Controversial Ballot Decision Upheld in Neb.

     LINCOLN, Neb. (CN) – A decision to allow for a switch in Republican candidates for Nebraska lieutenant governor nine days after a deadline for certifying the statewide ballot has been upheld by a county district court.
     Judge Lori A. Maret held she could not order Nebraska Secretary of State John Gale to reverse his decision because state statute provided him with no clear legal duty to refuse the request.
     The controversy arose in the wake of a scandal that enveloped former Lt. Gov. Lavon Heidemann, who resigned September 9 after a judge granted his sister’s request for a domestic abuse protect order against him.
     Following Heidemann’s resignation, the campaign of Republican gubernatorial candidate Pete Ricketts requested that Gale substitute Mike Foley as the candidate for lieutenant governor.
     The request came after the September 1 deadline to make changes to the November ballot, but Gale decided Ricketts’ constitutional right to name his own running mate trumped state law.
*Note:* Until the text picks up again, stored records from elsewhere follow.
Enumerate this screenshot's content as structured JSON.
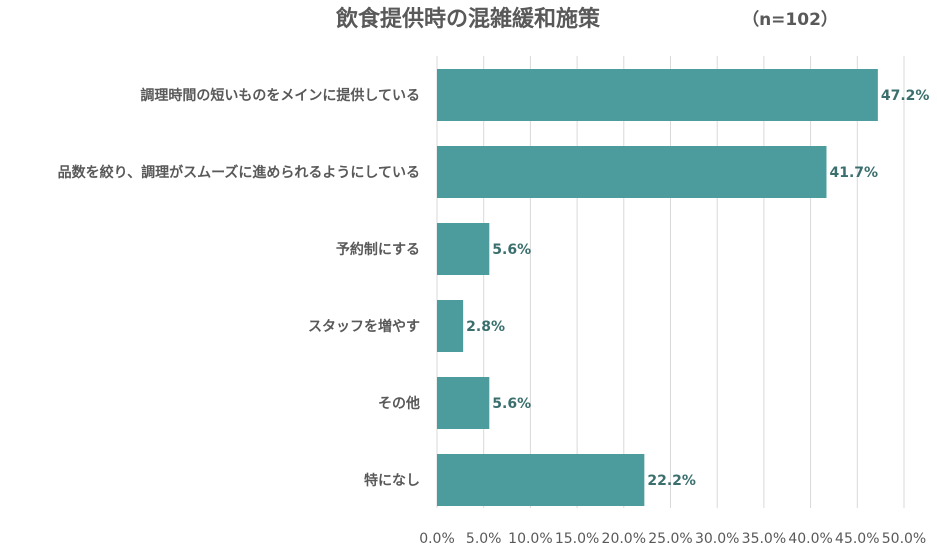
{
  "chart_data": {
    "type": "bar",
    "orientation": "horizontal",
    "title": "飲食提供時の混雑緩和施策",
    "note": "（n=102）",
    "categories": [
      "調理時間の短いものをメインに提供している",
      "品数を絞り、調理がスムーズに進められるようにしている",
      "予約制にする",
      "スタッフを増やす",
      "その他",
      "特になし"
    ],
    "values": [
      47.2,
      41.7,
      5.6,
      2.8,
      5.6,
      22.2
    ],
    "data_labels": [
      "47.2%",
      "41.7%",
      "5.6%",
      "2.8%",
      "5.6%",
      "22.2%"
    ],
    "xlim": [
      0,
      50
    ],
    "xticks": [
      0,
      5,
      10,
      15,
      20,
      25,
      30,
      35,
      40,
      45,
      50
    ],
    "xtick_labels": [
      "0.0%",
      "5.0%",
      "10.0%",
      "15.0%",
      "20.0%",
      "25.0%",
      "30.0%",
      "35.0%",
      "40.0%",
      "45.0%",
      "50.0%"
    ],
    "grid": "vertical",
    "legend": "none",
    "bar_color": "#4c9b9d",
    "label_color": "#3a6f6d"
  }
}
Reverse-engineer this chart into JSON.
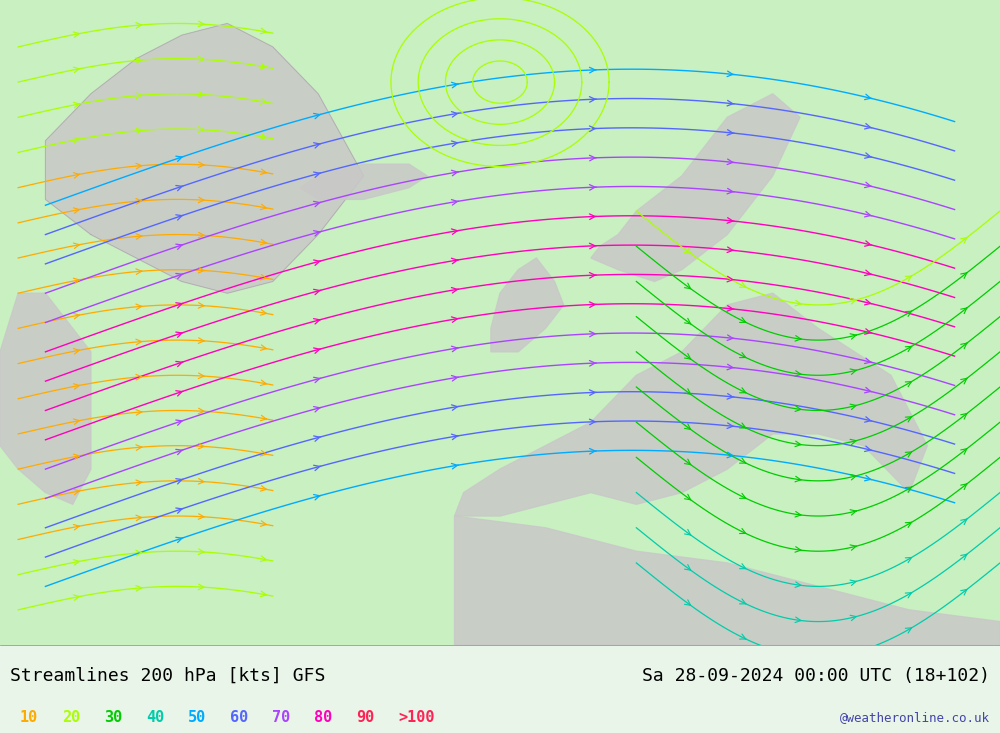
{
  "title_left": "Streamlines 200 hPa [kts] GFS",
  "title_right": "Sa 28-09-2024 00:00 UTC (18+102)",
  "watermark": "@weatheronline.co.uk",
  "legend_values": [
    10,
    20,
    30,
    40,
    50,
    60,
    70,
    80,
    90
  ],
  "legend_label_gt": ">100",
  "legend_colors": [
    "#ffaa00",
    "#aaff00",
    "#00cc00",
    "#00ccaa",
    "#00aaff",
    "#0055ff",
    "#aa00ff",
    "#ff00aa",
    "#ff0055",
    "#ff0055"
  ],
  "speed_colors": {
    "10": "#ffaa00",
    "20": "#aaff00",
    "30": "#00cc00",
    "40": "#00ccaa",
    "50": "#00aaff",
    "60": "#0055ff",
    "70": "#aa00ff",
    "80": "#ff00aa",
    "90": "#ff0055",
    "100": "#ff0055"
  },
  "background_color": "#e8f5e8",
  "land_color": "#d0d0d0",
  "sea_color": "#f0f0f0",
  "fig_width": 10.0,
  "fig_height": 7.33,
  "font_family": "monospace",
  "title_fontsize": 13,
  "legend_fontsize": 11,
  "watermark_color": "#4444aa",
  "bottom_bar_color": "#ffffff"
}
     With that, the Libertarian candidate for governor, Mark Elworth, Jr., sued, claiming Gale violated state law and that Heidemann’s name should remain on the ballot.
     According to Elworth’s complaint, state law requires that all candidates be certified to appear on the ballot by Sept. 1, and that “no declination shall be effective after such date.” Elworth also sought an injunction that would bar the new Republican candidate for lieutenant governor, Michael Foley, from being certified for the ballot, as his name was also submitted after the deadline.
     After hearing arguments from both parties, as well as a representative of the campaign of Republican gubernatorial candidate Pete Ricketts, Judge Maret issued ruled that Gale “has no clear legal duty that is subject to mandamus.”
     In a motion submitted to the court, the Ricketts campaign argued that the Nebraska constitution requires each candidate for governor to choose a running mate, and that this “constitutional prerogative” overrides Elworth’s claims. The motion further stated that printing the name of a candidate who is no longer running for office on ballots “would also withhold vital information from the voters and would result in voter confusion.”
     In a statement following the dismissal, Ricketts reiterated that the state constitution gives “gubernatorial candidates the right to designate their running mates” and that ballots should be “printed in a manner that accurately reflects the choices before Nebraska voters.”